Epidermal filaggrin is synthesized on a large messenger ribonucleic acid as a high-molecular-weight precursor

Abstract

Filaggrin is a keratin filament associated protein found in the differentiated cells of the epidermis. The mouse protein has a molecular weight of 26.5 X 10(3), while the molecular weight of rat filaggrin is 49 X 10(3), when analyzed by sodium dodecyl sulfate (SDS)-polyacrylamide gel electrophoresis. In order to clarify our understanding of the precursor form of filaggrin, RNA was isolated from mouse and rat epidermis and the poly(A+) fraction was translated in a cell-free protein synthesis system. Immunoprecipitation of translated proteins with specific antibody against rat filaggrin revealed a diffuse radiolabeled band with a molecular weight of approximately 250 X 10(3) on SDS-polyacrylamide gels. The size of filaggrin mRNA was estimated by sedimenting poly(A+) RNA through isokinetic sucrose gradients.
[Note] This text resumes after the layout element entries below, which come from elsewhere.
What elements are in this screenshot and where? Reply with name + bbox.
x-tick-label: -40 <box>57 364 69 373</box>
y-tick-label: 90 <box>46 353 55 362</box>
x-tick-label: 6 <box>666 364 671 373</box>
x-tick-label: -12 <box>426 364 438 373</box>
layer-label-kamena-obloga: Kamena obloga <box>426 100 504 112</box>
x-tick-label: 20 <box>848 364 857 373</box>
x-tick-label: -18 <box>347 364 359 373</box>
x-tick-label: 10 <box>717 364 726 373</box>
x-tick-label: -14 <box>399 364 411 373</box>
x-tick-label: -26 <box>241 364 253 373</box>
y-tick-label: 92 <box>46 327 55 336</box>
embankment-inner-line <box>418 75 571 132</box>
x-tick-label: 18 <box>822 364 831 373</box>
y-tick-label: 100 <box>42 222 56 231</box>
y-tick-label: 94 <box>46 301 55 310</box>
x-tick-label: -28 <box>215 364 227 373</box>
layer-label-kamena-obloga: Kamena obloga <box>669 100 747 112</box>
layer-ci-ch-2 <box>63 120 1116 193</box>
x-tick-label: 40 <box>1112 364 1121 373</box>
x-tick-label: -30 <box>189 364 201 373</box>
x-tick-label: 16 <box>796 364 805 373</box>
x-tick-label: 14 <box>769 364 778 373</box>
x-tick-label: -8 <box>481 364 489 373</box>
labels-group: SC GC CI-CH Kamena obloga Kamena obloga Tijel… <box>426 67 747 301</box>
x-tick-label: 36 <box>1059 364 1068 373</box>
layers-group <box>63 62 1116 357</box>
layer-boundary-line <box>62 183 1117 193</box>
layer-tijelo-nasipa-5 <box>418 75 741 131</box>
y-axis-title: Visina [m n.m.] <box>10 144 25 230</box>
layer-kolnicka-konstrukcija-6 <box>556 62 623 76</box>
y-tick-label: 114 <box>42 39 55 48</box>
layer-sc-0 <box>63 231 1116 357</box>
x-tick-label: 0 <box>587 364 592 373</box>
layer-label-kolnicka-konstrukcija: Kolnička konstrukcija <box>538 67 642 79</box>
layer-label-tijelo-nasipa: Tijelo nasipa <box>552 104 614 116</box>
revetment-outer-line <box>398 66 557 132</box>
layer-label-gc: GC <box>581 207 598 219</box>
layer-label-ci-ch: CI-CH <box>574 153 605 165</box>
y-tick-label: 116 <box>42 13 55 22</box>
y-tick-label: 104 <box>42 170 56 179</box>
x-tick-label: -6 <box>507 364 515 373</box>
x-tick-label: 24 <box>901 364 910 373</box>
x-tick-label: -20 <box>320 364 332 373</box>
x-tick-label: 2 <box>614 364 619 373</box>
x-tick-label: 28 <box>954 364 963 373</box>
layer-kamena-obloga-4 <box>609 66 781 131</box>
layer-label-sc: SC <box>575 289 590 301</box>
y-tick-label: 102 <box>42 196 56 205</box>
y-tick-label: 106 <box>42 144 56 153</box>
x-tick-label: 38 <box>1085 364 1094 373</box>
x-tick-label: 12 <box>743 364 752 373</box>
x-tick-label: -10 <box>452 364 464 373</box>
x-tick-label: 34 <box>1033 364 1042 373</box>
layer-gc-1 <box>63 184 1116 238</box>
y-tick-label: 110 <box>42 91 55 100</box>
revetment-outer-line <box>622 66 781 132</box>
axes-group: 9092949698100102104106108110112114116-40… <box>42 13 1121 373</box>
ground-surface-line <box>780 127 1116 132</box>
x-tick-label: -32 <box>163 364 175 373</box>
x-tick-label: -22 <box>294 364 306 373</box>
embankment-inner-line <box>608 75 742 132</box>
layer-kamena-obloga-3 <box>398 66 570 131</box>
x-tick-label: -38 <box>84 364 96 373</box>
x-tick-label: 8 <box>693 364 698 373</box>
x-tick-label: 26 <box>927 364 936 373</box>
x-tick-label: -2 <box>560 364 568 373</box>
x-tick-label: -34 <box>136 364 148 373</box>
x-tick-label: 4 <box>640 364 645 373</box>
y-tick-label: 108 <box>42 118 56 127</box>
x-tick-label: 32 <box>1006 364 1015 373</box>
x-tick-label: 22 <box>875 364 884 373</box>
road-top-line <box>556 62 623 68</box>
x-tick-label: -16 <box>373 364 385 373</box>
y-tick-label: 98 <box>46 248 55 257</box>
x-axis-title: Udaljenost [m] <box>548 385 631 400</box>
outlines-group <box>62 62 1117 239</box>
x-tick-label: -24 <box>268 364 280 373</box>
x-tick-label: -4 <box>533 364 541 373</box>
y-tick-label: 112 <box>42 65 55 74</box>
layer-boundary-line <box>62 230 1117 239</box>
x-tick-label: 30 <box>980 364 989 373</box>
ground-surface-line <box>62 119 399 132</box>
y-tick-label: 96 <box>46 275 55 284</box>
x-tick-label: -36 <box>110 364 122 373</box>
Mouse filaggrin mRNA activity was located in the 30S region of the gradient, while rat filaggrin mRNA was located in the 34S region. The molecular weight of rat filaggrin mRNA was estimated to be 5 X 10(6) by electrophoresis in denaturing agarose gels containing methylmercury(II) hydroxide. A messenger RNA of this size could code for a polypeptide as large as approximately 600 kilodaltons. We conclude that filaggrin is synthesized as a large molecular weight precursor that must undergo substantial processing prior to formation of the mature form of the protein.